Subgenus Callitropa Motschulsky, 1865
Callitropa Motschulsky, 1865: 300 (type externum Say, 1823)
Blaptosoma partim Géhin, 1876: 45 (type laeve Dejean, 1826)
Aulacopterum partim Géhin, 1885: 34 (type viridisulcatum Chaudoir, 1853)
Paracalosoma Breuning, 1927: 120 (type palmeri Horn, 1875)
Paratropa Lapouge, 1929: 3 (type macrum LeConte, 1853)
According to Jeannel (1940), Camedula and Callitropa, that occupy Central America and southern United States, belong to a single phyletic line and are phylogenetically related to South American Castrida from which they differ in the chaetotaxy and in particular for having lost the brush on the male's mesotibiae. In the same lineage would also have evoluted the species of wingless mountain Calosoma, collected in the sub genera Carabomimus and Calopachys, that are limited to Mexico.
Inside this phyletic line, the species belonging to the subgenus Callitropa are characterized by the pronotum with arcuate sides, well developed rear lobes, and widely rounded basal angles.
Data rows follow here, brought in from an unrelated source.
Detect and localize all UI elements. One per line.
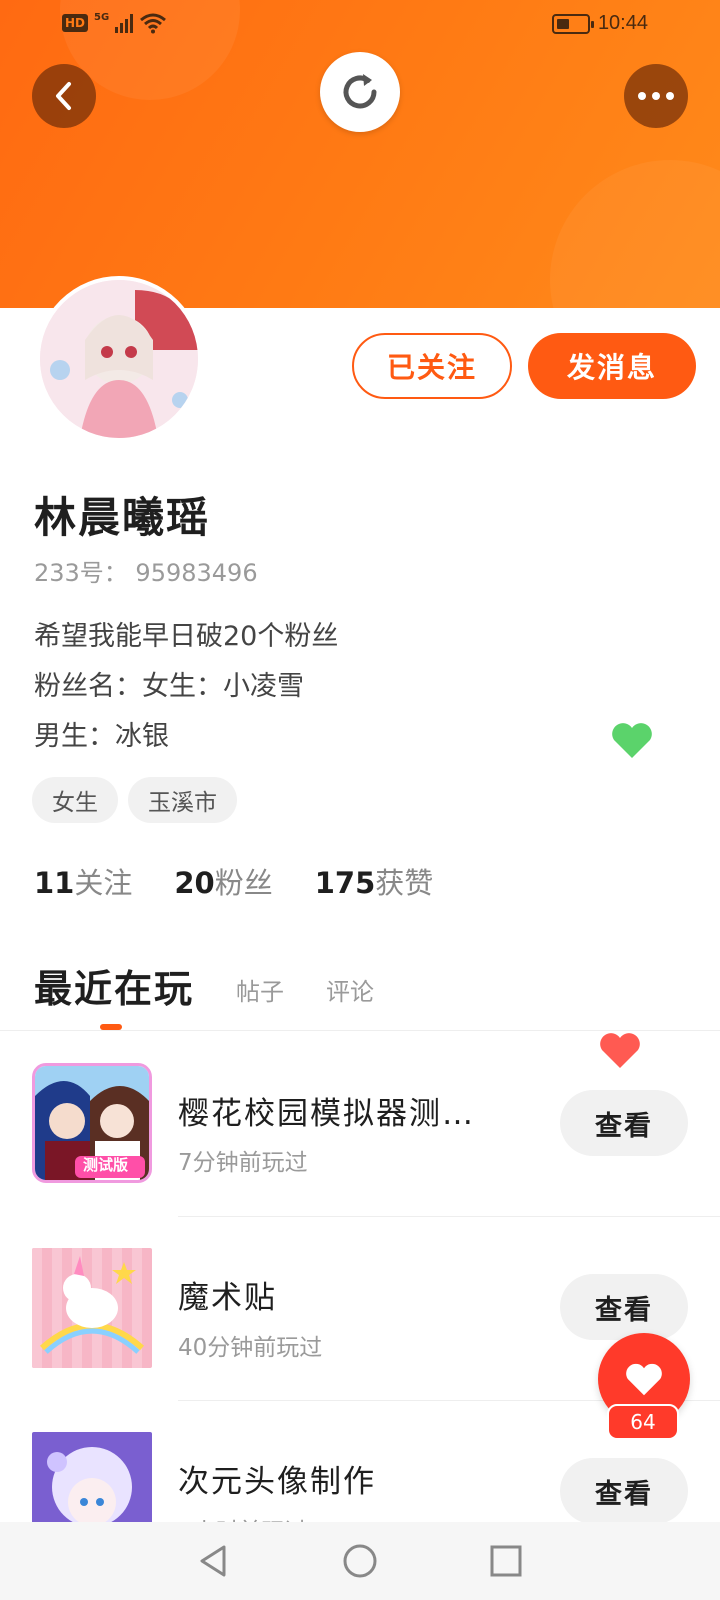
view-button[interactable]: 查看: [560, 1090, 688, 1156]
home-circle-icon[interactable]: [342, 1543, 378, 1579]
status-bar: HD 5G 10:44: [0, 0, 720, 48]
stat-number: 20: [174, 866, 215, 900]
send-message-button[interactable]: 发消息: [528, 333, 696, 399]
avatar-illustration: [40, 280, 198, 438]
bio-line: 男生：冰银: [34, 721, 169, 752]
game-last-played: 7分钟前玩过: [178, 1150, 308, 1176]
more-button[interactable]: [624, 64, 688, 128]
tab-posts[interactable]: 帖子: [236, 972, 284, 1013]
followed-button[interactable]: 已关注: [352, 333, 512, 399]
stat-label: 关注: [74, 866, 133, 900]
avatar[interactable]: [36, 276, 202, 442]
list-item[interactable]: 测试版 樱花校园模拟器测… 7分钟前玩过 查看: [0, 1030, 720, 1214]
stat-number: 11: [34, 866, 75, 900]
tab-recently-played[interactable]: 最近在玩: [34, 958, 194, 1013]
stat-label: 获赞: [375, 866, 434, 900]
profile-stats: 11关注 20粉丝 175获赞: [34, 860, 433, 902]
stat-fans[interactable]: 20粉丝: [174, 860, 272, 902]
status-right: 10:44: [551, 12, 648, 35]
decorative-circle: [550, 160, 720, 308]
chevron-left-icon: [56, 82, 71, 110]
user-id: 233号： 95983496: [34, 559, 258, 587]
test-badge: 测试版: [83, 1156, 129, 1174]
back-button[interactable]: [32, 64, 96, 128]
clock: 10:44: [597, 12, 648, 34]
game-last-played: 40分钟前玩过: [178, 1335, 323, 1361]
stat-likes[interactable]: 175获赞: [315, 860, 434, 902]
wifi-icon: [140, 13, 167, 34]
network-type: 5G: [94, 11, 110, 23]
game-icon-sakura: 测试版: [32, 1063, 152, 1183]
more-dots-icon: [638, 92, 674, 100]
status-left: HD 5G: [62, 12, 167, 34]
game-name: 樱花校园模拟器测…: [178, 1096, 475, 1132]
recents-square-icon[interactable]: [488, 1543, 524, 1579]
tab-comments[interactable]: 评论: [326, 972, 374, 1013]
bio-line: 希望我能早日破20个粉丝: [34, 621, 339, 652]
tag-location: 玉溪市: [128, 777, 237, 823]
system-nav-bar: [0, 1522, 720, 1600]
view-button[interactable]: 查看: [560, 1458, 688, 1524]
stat-following[interactable]: 11关注: [34, 860, 132, 902]
bio: 希望我能早日破20个粉丝 粉丝名：女生：小凌雪 男生：冰银: [34, 612, 338, 762]
game-icon-magic-sticker: [32, 1248, 152, 1368]
username: 林晨曦瑶: [34, 493, 211, 542]
game-name: 次元头像制作: [178, 1464, 376, 1500]
like-count-badge: 64: [607, 1404, 679, 1440]
hd-badge: HD: [62, 14, 89, 32]
battery-icon: [551, 13, 594, 34]
signal-icon: [115, 13, 134, 33]
stat-number: 175: [314, 866, 376, 900]
bio-line: 粉丝名：女生：小凌雪: [34, 671, 304, 702]
game-name: 魔术贴: [178, 1280, 277, 1316]
profile-tags: 女生 玉溪市: [32, 777, 237, 823]
tag-gender: 女生: [32, 777, 118, 823]
refresh-icon: [343, 74, 377, 109]
view-button[interactable]: 查看: [560, 1274, 688, 1340]
refresh-button[interactable]: [320, 52, 400, 132]
stat-label: 粉丝: [214, 866, 273, 900]
back-triangle-icon[interactable]: [196, 1543, 232, 1579]
green-heart-icon: [612, 723, 652, 758]
profile-tabs: 最近在玩 帖子 评论: [34, 958, 374, 1013]
heart-icon: [626, 1363, 662, 1396]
The humerus of elytra is smooth, without teeth (except C. haydeni).
The subgenus Callitropa (which, according to Jeannel, was a distinct genus) includes winged, brachypterous and apterous species, living in United States and Mexico. The winged species are externum, macrum and protractum, that previously formed the subgenus Callitropa s. str. palmeri is a brachypterous species that is exclusive to Isla Guadalupe, off the coast of Baja California, and that was previously attributed to a separate subgenus (Paracalosoma). The apterous species, exclusive of Mexico, are: anthracinum, atrovirens, laeve, porosifrons, viridisulcatum, collected by Jeannel in the subgenus Blaptosoma, and haydeni that Jeannel included in Camedula because of the character of serrate elytral margin near the humerus.